I don’t know the answer, but I do think that this is going to be an issue that I will be revisiting often. I can see myself getting very upset when I think that we are on one side of the line and someone with more power than me (supervisors or the court) disagrees with me and wins the argument. I can see myself feeling frustrated that I will not be able to stop or prevent an injustice from occurring. But maybe it is better that I realize this now, so I expect the frustration. Maybe it will lessen the blow, but I doubt it.

But again, the job is trying to figure out what will be best for kids in the long term. And unlike the “hard sciences” there is no sure way of knowing, making this “soft science” much more difficult.


First Monday

May 5, 2008

This morning I returned to court and was anxious to see how a motion that was filed was going to play out. A mother filed a motion of contempt against the Dept./social worker because she had not gotten all of her visits. A mother should have her visits, except that many of the missed visits were due to the mother and most were circumstances out of the social worker’s control. Fortunately they were able to talk about it and resolve it without going before the judge. But it seems that the mom could have handled it better and easier for all by just talking with the social worker.

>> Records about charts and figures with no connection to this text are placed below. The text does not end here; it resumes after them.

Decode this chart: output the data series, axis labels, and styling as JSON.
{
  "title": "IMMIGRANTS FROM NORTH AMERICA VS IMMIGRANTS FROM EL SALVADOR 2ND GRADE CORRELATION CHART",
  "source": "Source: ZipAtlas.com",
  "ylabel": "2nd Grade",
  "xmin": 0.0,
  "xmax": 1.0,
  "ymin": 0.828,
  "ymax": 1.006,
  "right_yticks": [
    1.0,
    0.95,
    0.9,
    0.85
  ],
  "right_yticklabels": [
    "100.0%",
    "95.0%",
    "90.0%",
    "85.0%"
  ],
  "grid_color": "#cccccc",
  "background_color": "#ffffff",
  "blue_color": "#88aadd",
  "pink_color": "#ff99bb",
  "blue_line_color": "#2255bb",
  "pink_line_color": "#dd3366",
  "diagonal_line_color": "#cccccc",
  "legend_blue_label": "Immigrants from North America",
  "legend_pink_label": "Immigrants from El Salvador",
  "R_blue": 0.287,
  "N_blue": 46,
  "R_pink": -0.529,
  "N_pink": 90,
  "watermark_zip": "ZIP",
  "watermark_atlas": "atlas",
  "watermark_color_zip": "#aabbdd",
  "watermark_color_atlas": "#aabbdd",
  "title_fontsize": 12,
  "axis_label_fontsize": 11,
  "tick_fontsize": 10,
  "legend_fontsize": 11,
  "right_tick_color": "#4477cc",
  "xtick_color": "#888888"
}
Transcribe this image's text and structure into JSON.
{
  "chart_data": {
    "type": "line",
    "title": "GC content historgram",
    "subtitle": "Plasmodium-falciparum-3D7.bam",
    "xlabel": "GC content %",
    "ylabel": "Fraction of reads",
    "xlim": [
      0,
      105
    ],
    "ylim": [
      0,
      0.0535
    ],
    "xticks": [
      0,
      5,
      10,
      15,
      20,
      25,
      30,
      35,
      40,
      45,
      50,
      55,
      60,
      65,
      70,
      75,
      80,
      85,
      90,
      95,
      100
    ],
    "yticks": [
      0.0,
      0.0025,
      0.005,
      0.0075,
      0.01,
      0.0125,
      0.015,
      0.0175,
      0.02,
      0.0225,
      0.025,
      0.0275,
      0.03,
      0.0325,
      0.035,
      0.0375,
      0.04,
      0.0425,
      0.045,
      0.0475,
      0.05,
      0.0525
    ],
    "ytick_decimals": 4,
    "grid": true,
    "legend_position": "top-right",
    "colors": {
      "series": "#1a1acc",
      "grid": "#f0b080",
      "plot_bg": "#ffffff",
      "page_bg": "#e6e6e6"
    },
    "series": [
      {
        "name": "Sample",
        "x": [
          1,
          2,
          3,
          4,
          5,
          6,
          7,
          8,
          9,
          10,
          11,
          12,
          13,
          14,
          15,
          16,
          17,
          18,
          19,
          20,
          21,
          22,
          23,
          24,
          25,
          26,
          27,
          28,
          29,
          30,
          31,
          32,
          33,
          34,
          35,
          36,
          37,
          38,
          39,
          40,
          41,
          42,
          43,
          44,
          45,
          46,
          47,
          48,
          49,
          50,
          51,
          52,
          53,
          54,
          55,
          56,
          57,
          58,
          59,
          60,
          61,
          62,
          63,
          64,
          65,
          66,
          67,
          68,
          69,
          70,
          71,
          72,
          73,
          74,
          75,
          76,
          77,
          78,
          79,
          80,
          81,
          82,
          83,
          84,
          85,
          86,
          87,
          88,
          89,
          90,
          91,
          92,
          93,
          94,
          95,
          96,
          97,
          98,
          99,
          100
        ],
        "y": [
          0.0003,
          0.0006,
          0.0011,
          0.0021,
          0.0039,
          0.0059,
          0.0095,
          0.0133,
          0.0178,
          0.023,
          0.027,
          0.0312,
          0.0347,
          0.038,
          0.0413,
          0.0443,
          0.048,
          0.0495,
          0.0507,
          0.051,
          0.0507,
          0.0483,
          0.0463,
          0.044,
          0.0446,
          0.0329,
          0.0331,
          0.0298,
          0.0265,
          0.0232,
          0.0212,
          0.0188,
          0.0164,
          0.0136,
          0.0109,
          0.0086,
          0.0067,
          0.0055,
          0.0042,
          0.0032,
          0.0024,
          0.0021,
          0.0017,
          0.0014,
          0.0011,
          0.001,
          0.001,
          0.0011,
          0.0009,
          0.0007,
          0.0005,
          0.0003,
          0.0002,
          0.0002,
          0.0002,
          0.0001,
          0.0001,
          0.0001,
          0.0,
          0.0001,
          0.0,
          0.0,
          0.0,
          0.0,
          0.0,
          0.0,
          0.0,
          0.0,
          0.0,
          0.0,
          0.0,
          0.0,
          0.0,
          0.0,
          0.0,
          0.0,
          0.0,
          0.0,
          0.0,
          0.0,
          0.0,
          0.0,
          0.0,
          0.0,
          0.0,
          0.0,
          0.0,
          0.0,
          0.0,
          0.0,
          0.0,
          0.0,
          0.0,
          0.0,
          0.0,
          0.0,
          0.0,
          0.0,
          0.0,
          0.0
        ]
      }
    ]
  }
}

I then joined my supervisor and another worker as we headed far north to visit a kid who autistic and nonverbal in a new placement. The two heads of the home met with us and talked about how the kid (15 yo) was doing, how they ran their program, and showed us around the house. I did an internship at a small group home like this, only for short-term kids entering foster care, in MA. And there were some similarities, but this place felt a little dingier. But it was adequate and the people seemed to know what they were doing. And then at the end I come to find out that they charged a very large sum of money for this kid’s first month there – more than 10 grand – and I am still in shock about that. I have no idea where that came from.

But it also got me thinking about the need for the state to take care of kids like this. His father killed his mother and is now in jail and has no other family to care for him. Aside his being 15, he has significant delays and needs lots of help. It is necessary for the state to be looking out for him. And I worry about budget cuts and where kids like him would land. Yes, the huge price tag needs to be examined, and is/will by my supervisor. But bigger than that, this case further cements for me the need for the state to protect its most vulnerable citizens.